Doubler, voire tripler, le coût des prestations dans les services de santé du public, réquisitionner des élèves d’écoles qui n’ont pas encore achevé leur formation pour pallier l’absence de professionnels pour faits de grève, permettre aux médecins spécialistes d’avoir deux jours avec eux dans ces enceintes pour recevoir des malades à titre privé et, si besoin était, de les hospitaliser céans, un ministre de la Santé et un directeur d’hôpital qui tentent avec véhémence de nier l’évidence alors que l’on n’a pas besoin d’avoir fait Hautes études commerciales (HEC) pour comprendre, voilà le cocktail détonnant que nous ont servis ces derniers temps ceux censés veiller à une grande partie de notre bien-être physique et mental.
Dites-nous, bonnes gens, dans quel pays sommes-nous ? La nette impression qui se dégage est que l’Etat veut si bien se désengager de tous les secteurs de base que ses premiers acteurs peuvent se permettre toutes les extravagances. Alors que, dans les nations aux démocraties et progrès éprouvés, l’heure est au retour des nationalisations et autres réformes des systèmes de santé, nous, nous ramons à contre-courant.
Aux Etats-Unis, pour ne citer que ce pays, le système médical est l’un des plus libéralisés au monde et les soins médicaux sont les plus coûteux. Et pourtant, bien avant la réforme Obama, les habitants du pays de l’Oncle Sam n’étaient pas pour autant des désincarnés.

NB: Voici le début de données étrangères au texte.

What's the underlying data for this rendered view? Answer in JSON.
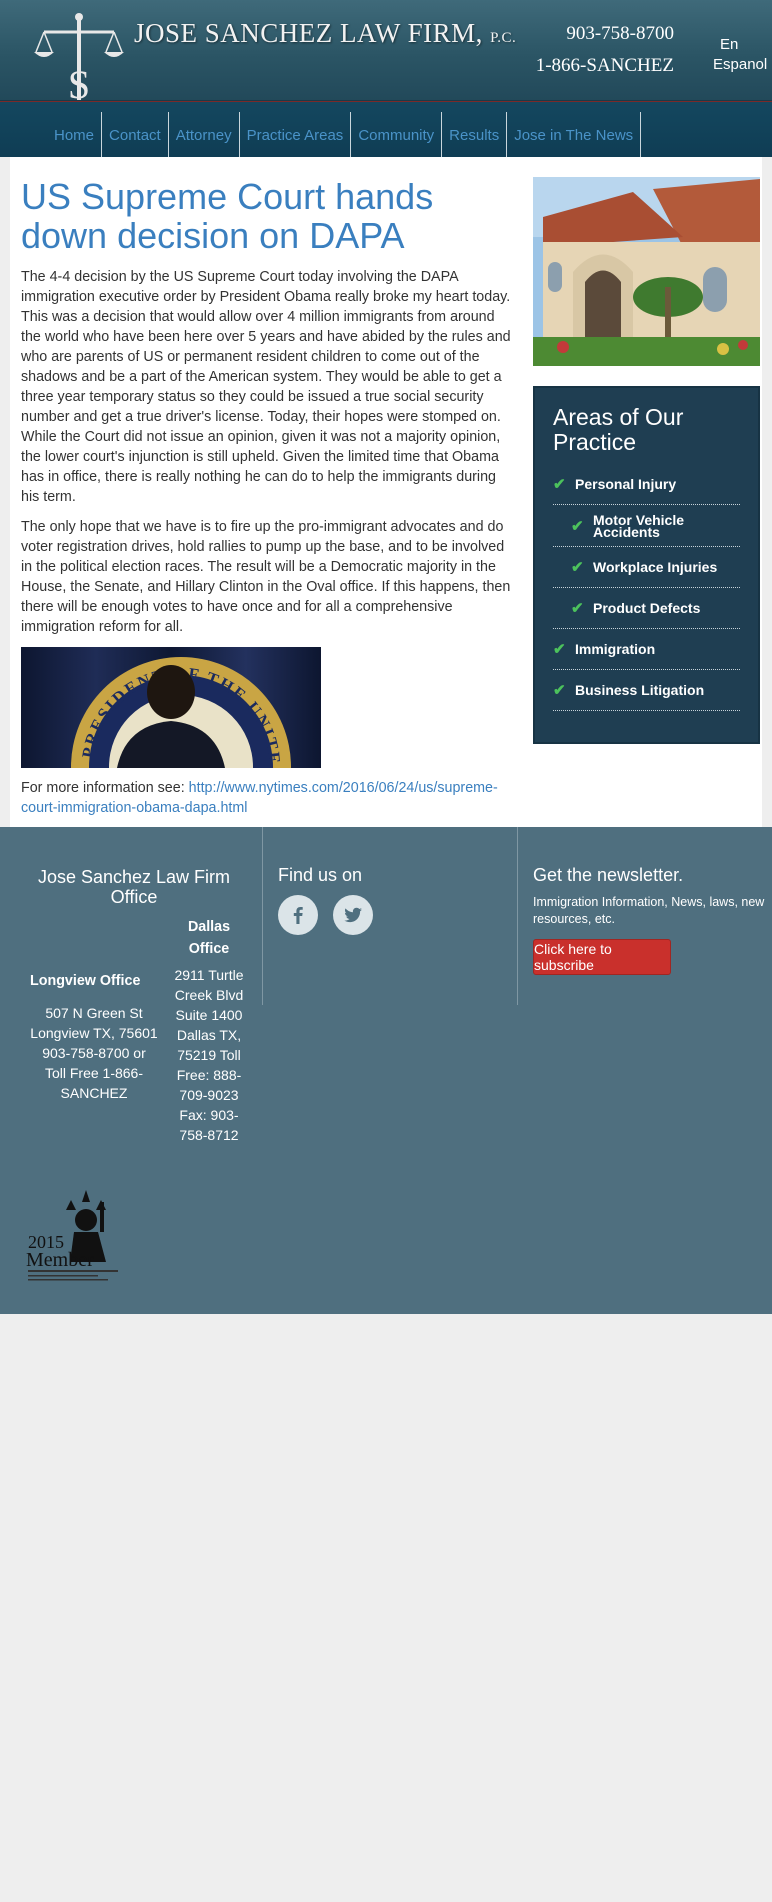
{
  "header": {
    "firm_name": "JOSE SANCHEZ LAW FIRM",
    "firm_suffix": "P.C.",
    "phone_local": "903-758-8700",
    "phone_tollfree": "1-866-SANCHEZ",
    "lang_en": "En",
    "lang_es": "Espanol"
  },
  "nav": {
    "items": [
      "Home",
      "Contact",
      "Attorney",
      "Practice Areas",
      "Community",
      "Results",
      "Jose in The News"
    ]
  },
  "article": {
    "title": "US Supreme Court hands down decision on DAPA",
    "paragraph1": "The 4-4 decision by the US Supreme Court today involving the DAPA immigration executive order by President Obama really broke my heart today. This was a decision that would allow over 4 million immigrants from around the world who have been here over 5 years and have abided by the rules and who are parents of US or permanent resident children to come out of the shadows and be a part of the American system. They would be able to get a three year temporary status so they could be issued a true social security number and get a true driver's license. Today, their hopes were stomped on. While the Court did not issue an opinion, given it was not a majority opinion, the lower court's injunction is still upheld. Given the limited time that Obama has in office, there is really nothing he can do to help the immigrants during his term.",
    "paragraph2": "The only hope that we have is to fire up the pro-immigrant advocates and do voter registration drives, hold rallies to pump up the base, and to be involved in the political election races. The result will be a Democratic majority in the House, the Senate, and Hillary Clinton in the Oval office. If this happens, then there will be enough votes to have once and for all a comprehensive immigration reform for all.",
    "more_info_label": "For more information see: ",
    "more_info_link": "http://www.nytimes.com/2016/06/24/us/supreme-court-immigration-obama-dapa.html",
    "image_seal_text": "PRESIDENT OF THE UNITED"
  },
  "sidebar": {
    "areas_title": "Areas of Our Practice",
    "areas": [
      {
        "label": "Personal Injury",
        "level": 1
      },
      {
        "label": "Motor Vehicle Accidents",
        "level": 2
      },
      {
        "label": "Workplace Injuries",
        "level": 2
      },
      {
        "label": "Product Defects",
        "level": 2
      },
      {
        "label": "Immigration",
        "level": 1
      },
      {
        "label": "Business Litigation",
        "level": 1
      }
    ]
  },
  "footer": {
    "office_title": "Jose Sanchez Law Firm Office",
    "longview": {
      "title": "Longview Office",
      "address": "507 N Green St Longview TX, 75601 903-758-8700 or Toll Free 1-866-SANCHEZ"
    },
    "dallas": {
      "title": "Dallas Office",
      "address": "2911 Turtle Creek Blvd Suite 1400 Dallas TX, 75219 Toll Free: 888-709-9023 Fax: 903-758-8712"
    },
    "find_us_title": "Find us on",
    "newsletter_title": "Get the newsletter.",
    "newsletter_desc": "Immigration Information, News, laws, new resources, etc.",
    "subscribe_label": "Click here to subscribe",
    "badge_year": "2015",
    "badge_word": "Member"
  }
}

Ils sont sensibles à l’indigence de leurs compatriotes.
Certes, la plupart des Américains sont assurés médicalement via leur entreprise et 37 millions de personnes n’étaient couvertes par aucune assurance-maladie en 1998. Leur nombre a même augmenté sous l’administration George W. Bush (46,6 millions en 2005, soit 15,6 % de la population américaine).
Malgré tout, ceux qui n’ont pas d’assurance-maladie ont recours aux urgences, aux consultations des hôpitaux publics ou à but non lucratif, aux centres de santé communautaires, aux hôpitaux universitaires, qui offrent des soins gratuits. Oui, vous avez bien lu : des soins gratuits.
Alors pourquoi ceux qui nous gouvernent tiennent mordicus à réinventer la roue ? A notre sens, le développement, ce n’est pas investir seulement dans le béton en multipliant aux quatre points cardinaux échangeurs et cités futuristes.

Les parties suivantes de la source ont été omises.